私にはその答えは分からない。でも、きっと抗うことはやめないと思う。
翼をもがれて空を失い、地に落ちたとしても、抗い続けるだろう。
暗い海に沈みながら、私は残った右腕を伸ばす。
その鴉が抗う理由は――
古い歴史を持つ石畳の街。
ここフランスを包む寒気が今日の曇天で更に増しているなか、私が見ているデパートの前には沢山の人々が集まっていた。その人々はデパートで買い物するでもないまま、その中心を見つめている。そこから少し外れた場所に行くと、集団の中心に何があるのかがはっきりと見えてきた。建物を囲む警察と、建物から出てくる人たち。年老いた老人や、赤毛の少女、泣いている子供を連れた家族。
このデパートはついさっきまで、武装集団に占拠されていたのだ。
「…………」
私はその光景を一瞥してから、そこを離れる。裏路地を通り、入り組んだ道を進んでいくとデパートの裏口に出た。そのまま従業員用の扉の周囲に張られたテープをくぐり、入口に立つ警官に話しかける。
「すまない、中に入れてくれないか」
「え? 女の子……?」
まだ若い青年は私を見て、驚いたように首を傾げる。しまった、と私は思うけれど、それは既に遅かった。

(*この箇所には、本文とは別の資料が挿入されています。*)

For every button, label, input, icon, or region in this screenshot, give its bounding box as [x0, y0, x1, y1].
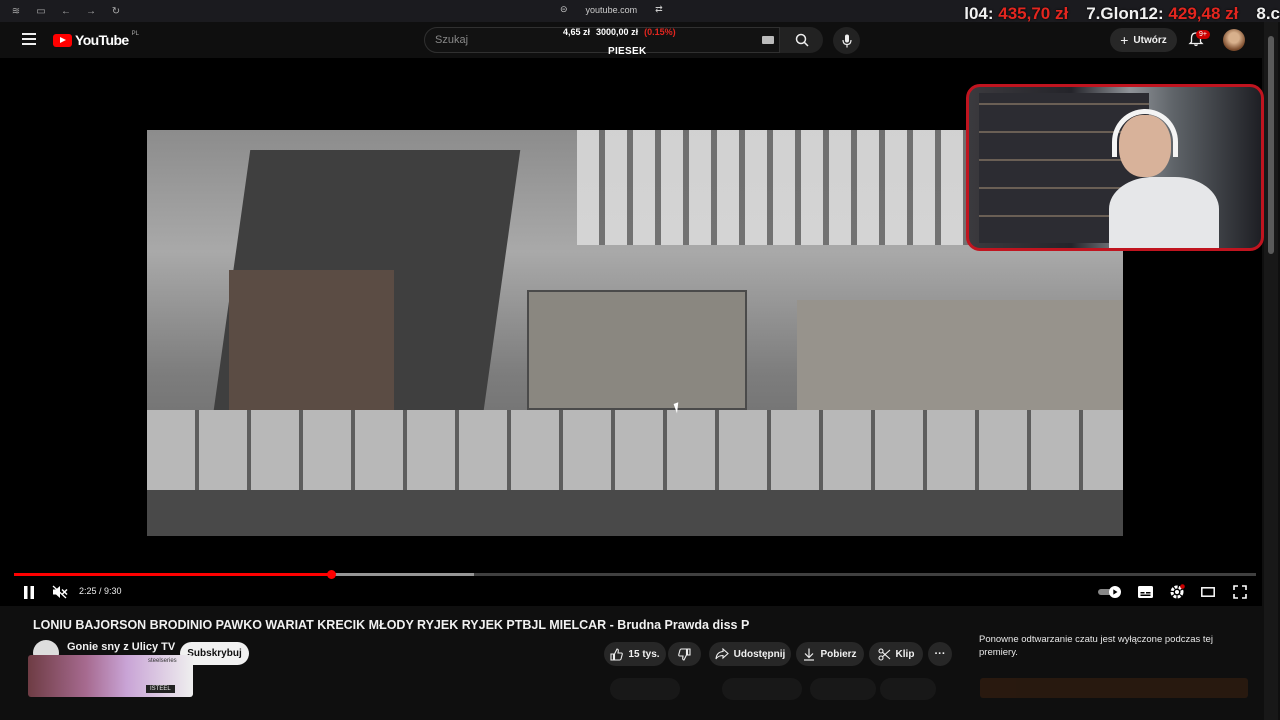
stream-overlay-ticker: l04: 435,70 zł 7.Glon12: 429,48 zł 8.c [964, 4, 1280, 24]
create-label: Utwórz [1133, 34, 1167, 46]
settings-button[interactable] [1168, 584, 1185, 600]
video-scene-wall [147, 410, 1123, 490]
video-scene-building-windows [577, 130, 977, 245]
share-label: Udostępnij [733, 648, 786, 660]
more-actions-button[interactable]: ··· [928, 642, 952, 666]
share-icon [715, 648, 729, 660]
overlay-caption: PIESEK [608, 46, 647, 57]
voice-search-button[interactable] [833, 27, 860, 54]
fullscreen-button[interactable] [1232, 584, 1248, 600]
tune-icon[interactable]: ⇄ [655, 4, 663, 15]
sidebar-toggle-icon[interactable]: ▭ [35, 5, 47, 17]
volume-muted-icon [52, 585, 68, 599]
account-avatar[interactable] [1223, 29, 1245, 51]
streamer-webcam [966, 84, 1264, 251]
price-overlay: 4,65 zł 3000,00 zł (0.15%) [563, 27, 676, 37]
ticker-entry-1: l04: 435,70 zł [964, 4, 1068, 24]
video-scene-yard [527, 290, 747, 410]
played-bar [14, 573, 332, 576]
scrollbar-thumb[interactable] [1268, 36, 1274, 254]
clip-label: Klip [895, 648, 915, 660]
back-icon[interactable]: ← [60, 5, 72, 17]
progress-bar[interactable] [14, 570, 1256, 579]
forward-icon[interactable]: → [85, 5, 97, 17]
youtube-logo[interactable]: YouTube PL [53, 31, 139, 48]
scrubber-knob[interactable] [327, 570, 337, 579]
ghost-pill [880, 678, 936, 700]
theater-mode-button[interactable] [1200, 584, 1216, 600]
like-count: 15 tys. [628, 648, 660, 660]
ticker-label-2: 7.Glon12: [1086, 4, 1164, 23]
theater-mode-icon [1201, 587, 1215, 597]
country-code: PL [131, 31, 139, 37]
price-change: (0.15%) [644, 27, 676, 37]
scissors-icon [877, 647, 890, 661]
ticker-value-2: 429,48 zł [1168, 4, 1239, 23]
address-bar[interactable]: youtube.com [586, 5, 638, 15]
fullscreen-icon [1233, 585, 1247, 599]
more-icon: ··· [934, 648, 946, 660]
channel-name[interactable]: Gonie sny z Ulicy TV [67, 641, 175, 653]
thumbs-down-icon [678, 647, 691, 661]
create-button[interactable]: + Utwórz [1110, 28, 1177, 52]
dislike-button[interactable] [668, 642, 701, 666]
webcam-person-body [1109, 177, 1219, 248]
ticker-entry-3: 8.c [1256, 4, 1280, 23]
like-button[interactable]: 15 tys. [604, 642, 666, 666]
video-title: LONIU BAJORSON BRODINIO PAWKO WARIAT KRE… [33, 618, 750, 632]
share-button[interactable]: Udostępnij [709, 642, 791, 666]
ghost-overlay-row [0, 676, 1262, 720]
video-scene-road [147, 490, 1123, 536]
autoplay-toggle[interactable] [1098, 584, 1122, 600]
reload-icon[interactable]: ↻ [110, 5, 122, 17]
ticker-value-1: 435,70 zł [998, 4, 1069, 23]
mute-button[interactable] [51, 584, 68, 600]
search-icon [795, 33, 809, 47]
download-icon [804, 648, 815, 661]
plus-icon: + [1120, 32, 1129, 48]
ad-brand: steelseries [148, 658, 177, 664]
hamburger-menu-icon[interactable] [22, 33, 36, 45]
subtitles-button[interactable] [1137, 584, 1153, 600]
ghost-orange-bar [980, 678, 1248, 698]
ticker-label-1: l04: [964, 4, 994, 23]
youtube-play-icon [53, 33, 72, 47]
microphone-icon [841, 34, 852, 47]
ticker-entry-2: 7.Glon12: 429,48 zł [1086, 4, 1238, 24]
video-scene-brick-building [229, 270, 394, 410]
page-scrollbar[interactable] [1264, 22, 1278, 720]
logo-text: YouTube [75, 32, 129, 48]
download-label: Pobierz [820, 648, 857, 660]
thumbs-up-icon [610, 647, 624, 661]
ghost-pill [810, 678, 876, 700]
clip-button[interactable]: Klip [869, 642, 923, 666]
chat-replay-notice: Ponowne odtwarzanie czatu jest wyłączone… [979, 634, 1213, 658]
download-button[interactable]: Pobierz [796, 642, 864, 666]
price-current: 4,65 zł [563, 27, 591, 37]
time-display: 2:25 / 9:30 [79, 586, 122, 596]
search-button[interactable] [780, 27, 823, 53]
price-target: 3000,00 zł [596, 27, 639, 37]
pause-button[interactable] [22, 584, 36, 600]
pause-icon [24, 585, 34, 599]
browser-menu-icon[interactable]: ≋ [10, 5, 22, 17]
subtitles-icon [1137, 586, 1153, 598]
gear-icon [1170, 584, 1185, 599]
ghost-pill [722, 678, 802, 700]
keyboard-icon[interactable] [762, 36, 774, 44]
player-controls: 2:25 / 9:30 [0, 566, 1262, 606]
autoplay-toggle-icon [1098, 586, 1121, 598]
notification-badge: 9+ [1196, 30, 1210, 39]
link-icon: ⊝ [560, 4, 568, 14]
ghost-pill [610, 678, 680, 700]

「こら、君は一体どこから入ってきたんだい? ここには立ち入り禁止のテープが張ってあったはずだけど、勝手に越えてきたら駄目じゃ――」
「そこの君」
するとそこで男の声が背後から聞こえた。振り返ると、黒い背広を着たサングラスの屈強そうな男が立っている。男は胸ポケットから黒い手帳を取り出して、
「本部の者だ。犯人の身柄を預かりに来た。その少女は?」
どうやら「君」とは私に言ったのではなくて、青年に向けたものらしかった。
「本部の……!? え、ええ。どうやら勝手に入ってきてしまったようで……」
「分かった。ではこちらで処理しておく。君は君の上司の元に行って報告を頼む」
「了解しました!」
青年は敬礼すると離れていく。路地を曲がりその姿が見えなくなる頃、背広の男は周囲を確認してから私に近づいてきた。
「こちらへ。今のうちに」
慣れた動きで仰々しく扉を開け、私に入るよう促す。中に入ると、男も後に続く。
建物の中は静かだった。普段人で賑わっているショッピングモールには今は誰も居ない。そこを進んでいくと、歩く度に足音が反響する。いつもは聞こえる筈のない音は、この状況が異常であることを告げているかのようだった。
しばらく歩いたところで、男が口を開く。
「ブランさん、あまり先行しないでください。フォローしきれませんよ」
「すまない、もうとっくに手配しているかと思っていた」
「申し訳ありません。しかし貴女が巻き込まれたと聞いて肝が冷えましたよ……どうやらご自分で全て解決なされたみたいですが……。そして例の男ですが、こちらでの監視が決定されました。貴女のことを外部に漏らすことはないでしょう。あちらで拘束しています」
話しながら進んで行くと、男は無人のホールの中央を手で示した。
そこに私は向かっていく。一人分の足音。
吹き抜けの中心。手錠をかけられ、足枷を嵌められて蹲る男が一人。
黒い長髪の男は私を見て、口を開いた。
「やあ、どうやら無事だったようだね」
「……ヨハン・エックハルトだな?」
親しげに語りかけてくるその男に、私は聞いた。
建物の外に出ると、人だかりはすっかり減っていた。まだしつこく残っている人もいるけれど、その人影はまばらだった。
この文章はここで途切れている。